La risposta breve è: sì. Dopo la guerra delle Falkland, il Regno Unito ha costruito la base RAF Mount Pleasant a sud della capitale delle Falkland. Attualmente, ci sono quasi 1.500 militari stazionati alle Falkland in qualsiasi momento, e la base dispone di un distaccamento per piccoli caccia, oltre a una nave da pattuglia. Nonostante le minacce sempre più pressanti da parte dell’Argentina, il Paese sudamericano non ha la forza militare necessaria per reclamare il territorio. Inoltre, la sua economia in difficoltà rende difficile per Milei considerare opzioni militari. Va notato che attualmente la Royal Navy non dispone di sottomarini nucleari in mare. Se fosse necessario proteggere il territorio d’oltremare, il Regno Unito potrebbe dover fare affidamento sulla Royal Air Force.
Perché Trump è coinvolto?
L’ex presidente degli Stati Uniti ha dichiarato giovedì di non sostenere il Regno Unito in una contesa riguardante il territorio. Interrogato in un’intervista su GB News se fosse disposto a “venire in aiuto” del Regno Unito, Trump ha risposto: “Bene, guardate, ero presente quando ci fu la prima guerra. Era molto tempo fa e l’ho seguita con attenzione, e vi siete comportati molto bene. Avete riconquistato il territorio in modo molto deciso, ma è un posto lontano. È un lungo viaggio”.

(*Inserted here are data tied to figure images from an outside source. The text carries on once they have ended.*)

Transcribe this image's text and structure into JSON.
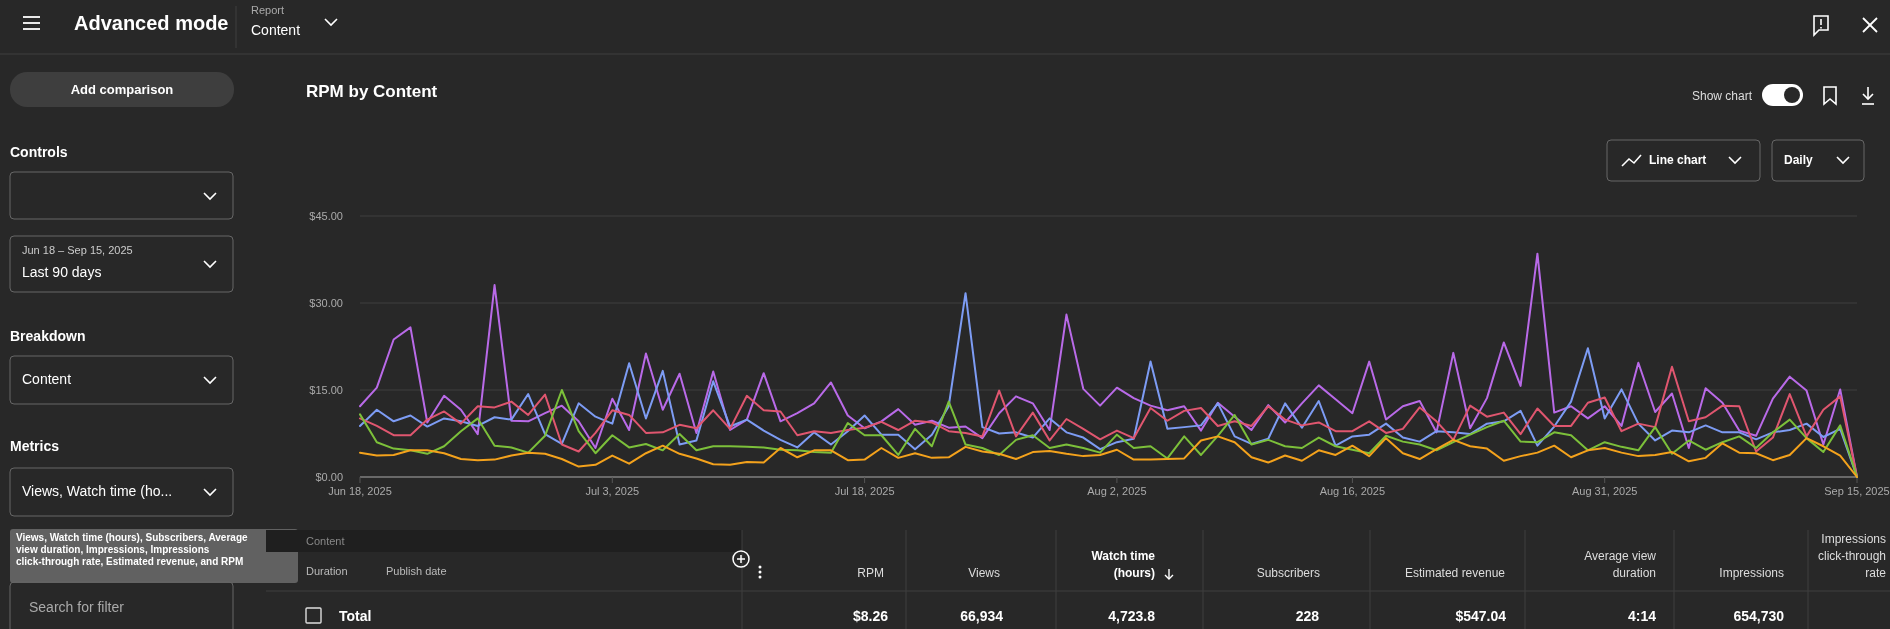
{
  "chart_data": {
    "type": "line",
    "title": "RPM by Content",
    "x": [
      "2025-06-18",
      "2025-06-19",
      "2025-06-20",
      "2025-06-21",
      "2025-06-22",
      "2025-06-23",
      "2025-06-24",
      "2025-06-25",
      "2025-06-26",
      "2025-06-27",
      "2025-06-28",
      "2025-06-29",
      "2025-06-30",
      "2025-07-01",
      "2025-07-02",
      "2025-07-03",
      "2025-07-04",
      "2025-07-05",
      "2025-07-06",
      "2025-07-07",
      "2025-07-08",
      "2025-07-09",
      "2025-07-10",
      "2025-07-11",
      "2025-07-12",
      "2025-07-13",
      "2025-07-14",
      "2025-07-15",
      "2025-07-16",
      "2025-07-17",
      "2025-07-18",
      "2025-07-19",
      "2025-07-20",
      "2025-07-21",
      "2025-07-22",
      "2025-07-23",
      "2025-07-24",
      "2025-07-25",
      "2025-07-26",
      "2025-07-27",
      "2025-07-28",
      "2025-07-29",
      "2025-07-30",
      "2025-07-31",
      "2025-08-01",
      "2025-08-02",
      "2025-08-03",
      "2025-08-04",
      "2025-08-05",
      "2025-08-06",
      "2025-08-07",
      "2025-08-08",
      "2025-08-09",
      "2025-08-10",
      "2025-08-11",
      "2025-08-12",
      "2025-08-13",
      "2025-08-14",
      "2025-08-15",
      "2025-08-16",
      "2025-08-17",
      "2025-08-18",
      "2025-08-19",
      "2025-08-20",
      "2025-08-21",
      "2025-08-22",
      "2025-08-23",
      "2025-08-24",
      "2025-08-25",
      "2025-08-26",
      "2025-08-27",
      "2025-08-28",
      "2025-08-29",
      "2025-08-30",
      "2025-08-31",
      "2025-09-01",
      "2025-09-02",
      "2025-09-03",
      "2025-09-04",
      "2025-09-05",
      "2025-09-06",
      "2025-09-07",
      "2025-09-08",
      "2025-09-09",
      "2025-09-10",
      "2025-09-11",
      "2025-09-12",
      "2025-09-13",
      "2025-09-14",
      "2025-09-15"
    ],
    "series": [
      {
        "color": "#b96ae8",
        "values": [
          12.2,
          15.4,
          23.7,
          25.8,
          9.4,
          14.0,
          11.6,
          7.4,
          33.1,
          9.7,
          9.6,
          11.0,
          12.3,
          9.6,
          5.0,
          13.5,
          8.1,
          21.3,
          11.6,
          17.8,
          7.6,
          18.2,
          8.1,
          9.9,
          17.9,
          9.6,
          11.0,
          12.7,
          16.3,
          10.6,
          8.4,
          9.6,
          11.7,
          9.0,
          9.7,
          8.5,
          8.7,
          6.7,
          11.0,
          13.9,
          12.7,
          8.1,
          28.0,
          15.2,
          12.3,
          15.4,
          13.6,
          12.3,
          11.5,
          12.2,
          8.0,
          12.8,
          10.4,
          8.1,
          12.4,
          9.4,
          12.7,
          15.8,
          13.4,
          11.0,
          19.9,
          9.9,
          12.2,
          13.1,
          7.7,
          21.4,
          8.4,
          13.6,
          23.2,
          15.7,
          38.5,
          11.1,
          12.2,
          10.1,
          12.2,
          8.8,
          19.7,
          11.2,
          14.4,
          5.0,
          15.3,
          12.8,
          8.0,
          7.1,
          13.5,
          17.3,
          14.9,
          5.6,
          15.1,
          0
        ]
      },
      {
        "color": "#7d9cf4",
        "values": [
          8.8,
          11.6,
          9.6,
          10.6,
          8.7,
          10.1,
          9.6,
          8.8,
          10.3,
          9.9,
          14.3,
          7.4,
          5.7,
          12.7,
          10.4,
          9.2,
          19.6,
          10.1,
          18.3,
          5.6,
          6.3,
          16.5,
          8.7,
          9.9,
          8.0,
          6.4,
          5.1,
          7.7,
          5.6,
          7.9,
          10.6,
          7.3,
          7.3,
          4.8,
          7.3,
          12.2,
          31.7,
          8.6,
          7.5,
          7.7,
          6.8,
          10.1,
          7.7,
          6.8,
          4.8,
          6.0,
          6.6,
          19.9,
          8.3,
          8.6,
          8.9,
          12.7,
          7.0,
          5.7,
          6.6,
          12.7,
          8.5,
          13.1,
          5.4,
          7.0,
          7.3,
          9.2,
          6.8,
          6.1,
          7.9,
          7.7,
          7.4,
          9.2,
          9.6,
          11.4,
          5.4,
          8.7,
          13.0,
          22.2,
          10.1,
          15.1,
          9.2,
          6.3,
          8.0,
          7.7,
          8.9,
          7.7,
          7.7,
          6.5,
          7.7,
          8.1,
          9.2,
          6.9,
          8.3,
          0
        ]
      },
      {
        "color": "#e0566f",
        "values": [
          10.1,
          8.8,
          7.2,
          7.2,
          9.9,
          11.3,
          9.2,
          12.2,
          12.0,
          13.0,
          10.7,
          14.2,
          5.6,
          4.4,
          7.6,
          11.5,
          10.7,
          7.6,
          7.7,
          9.0,
          8.4,
          11.5,
          8.3,
          14.0,
          11.5,
          11.3,
          7.2,
          7.9,
          7.6,
          8.1,
          8.5,
          9.5,
          8.1,
          9.7,
          9.4,
          7.9,
          7.6,
          7.0,
          14.9,
          7.0,
          11.1,
          6.3,
          10.0,
          8.3,
          6.5,
          8.0,
          6.7,
          11.9,
          9.7,
          11.4,
          11.9,
          8.8,
          9.6,
          8.8,
          12.2,
          9.9,
          8.9,
          9.4,
          7.9,
          7.9,
          9.6,
          7.6,
          8.3,
          12.0,
          9.6,
          6.4,
          12.3,
          10.4,
          11.1,
          7.4,
          11.8,
          8.8,
          8.8,
          12.8,
          13.7,
          7.9,
          9.2,
          8.6,
          19.0,
          9.6,
          10.3,
          12.3,
          12.2,
          4.4,
          6.8,
          14.3,
          7.0,
          11.6,
          13.9,
          0
        ]
      },
      {
        "color": "#7cc03a",
        "values": [
          10.8,
          6.0,
          4.9,
          4.6,
          4.0,
          5.3,
          7.9,
          10.1,
          5.4,
          5.1,
          4.2,
          7.1,
          15.0,
          7.9,
          4.1,
          7.2,
          5.1,
          5.7,
          4.6,
          7.4,
          4.6,
          5.3,
          5.3,
          5.2,
          5.1,
          4.7,
          4.6,
          4.3,
          4.2,
          9.3,
          7.2,
          7.2,
          3.8,
          8.3,
          5.3,
          13.0,
          5.6,
          5.0,
          3.8,
          6.4,
          7.2,
          5.0,
          5.6,
          5.0,
          4.2,
          7.3,
          5.0,
          5.3,
          3.2,
          7.0,
          3.8,
          7.1,
          10.7,
          5.6,
          6.4,
          5.3,
          5.0,
          6.8,
          5.3,
          4.7,
          4.1,
          7.1,
          6.1,
          5.6,
          4.6,
          6.0,
          7.3,
          8.6,
          9.7,
          6.1,
          6.0,
          7.7,
          7.2,
          4.6,
          6.0,
          5.2,
          4.6,
          8.6,
          4.0,
          6.3,
          4.7,
          6.0,
          7.0,
          5.0,
          7.7,
          9.9,
          6.7,
          4.3,
          8.9,
          0
        ]
      },
      {
        "color": "#f4a21c",
        "values": [
          4.2,
          3.7,
          3.8,
          4.6,
          4.6,
          4.1,
          3.1,
          2.9,
          3.0,
          3.7,
          4.2,
          4.0,
          3.1,
          1.8,
          2.1,
          3.7,
          2.3,
          4.1,
          5.4,
          4.0,
          3.2,
          2.2,
          2.1,
          2.6,
          2.5,
          5.0,
          3.4,
          4.6,
          4.6,
          2.9,
          3.0,
          5.0,
          3.3,
          4.1,
          3.3,
          3.4,
          5.2,
          4.4,
          4.0,
          3.1,
          4.3,
          4.5,
          4.0,
          3.6,
          3.8,
          4.7,
          3.0,
          3.0,
          3.1,
          3.2,
          6.3,
          7.0,
          6.0,
          3.4,
          2.5,
          3.7,
          2.8,
          4.6,
          3.8,
          5.4,
          3.6,
          6.7,
          4.1,
          3.1,
          4.8,
          6.4,
          5.3,
          4.9,
          2.8,
          3.6,
          4.2,
          5.4,
          3.4,
          4.6,
          5.0,
          4.2,
          3.6,
          3.8,
          4.3,
          2.7,
          3.3,
          5.8,
          4.2,
          4.1,
          2.9,
          3.8,
          6.7,
          5.3,
          3.7,
          0
        ]
      }
    ],
    "xlim": [
      "2025-06-18",
      "2025-09-15"
    ],
    "xticks": [
      {
        "value": "2025-06-18",
        "label": "Jun 18, 2025"
      },
      {
        "value": "2025-07-03",
        "label": "Jul 3, 2025"
      },
      {
        "value": "2025-07-18",
        "label": "Jul 18, 2025"
      },
      {
        "value": "2025-08-02",
        "label": "Aug 2, 2025"
      },
      {
        "value": "2025-08-16",
        "label": "Aug 16, 2025"
      },
      {
        "value": "2025-08-31",
        "label": "Aug 31, 2025"
      },
      {
        "value": "2025-09-15",
        "label": "Sep 15, 2025"
      }
    ],
    "ylim": [
      0,
      45
    ],
    "yticks": [
      {
        "value": 0,
        "label": "$0.00"
      },
      {
        "value": 15,
        "label": "$15.00"
      },
      {
        "value": 30,
        "label": "$30.00"
      },
      {
        "value": 45,
        "label": "$45.00"
      }
    ],
    "grid": "y",
    "marker": "none",
    "line_style": "solid",
    "annotations": [
      "Advanced mode",
      "Report",
      "Content",
      "Add comparison",
      "Controls",
      "Jun 18 – Sep 15, 2025",
      "Last 90 days",
      "Breakdown",
      "Content",
      "Metrics",
      "Views, Watch time (ho...",
      "Views, Watch time (hours), Subscribers, Average view duration, Impressions, Impressions click-through rate, Estimated revenue, and RPM",
      "Search for filter",
      "Show chart",
      "Line chart",
      "Daily",
      "Content",
      "Duration",
      "Publish date",
      "RPM",
      "Views",
      "Watch time (hours)",
      "Subscribers",
      "Estimated revenue",
      "Average view duration",
      "Impressions",
      "Impressions click-through rate",
      "Total",
      "$8.26",
      "66,934",
      "4,723.8",
      "228",
      "$547.04",
      "4:14",
      "654,730"
    ]
  }
}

La questione delle Falkland continua a rappresentare un punto focale della politica internazionale, con tensioni che potrebbero influenzare il futuro delle relazioni tra Argentina e Regno Unito. Con entrambe le nazioni che affermano la propria sovranità, si prevede che rimarrà al centro del dibattito politico e diplomatico.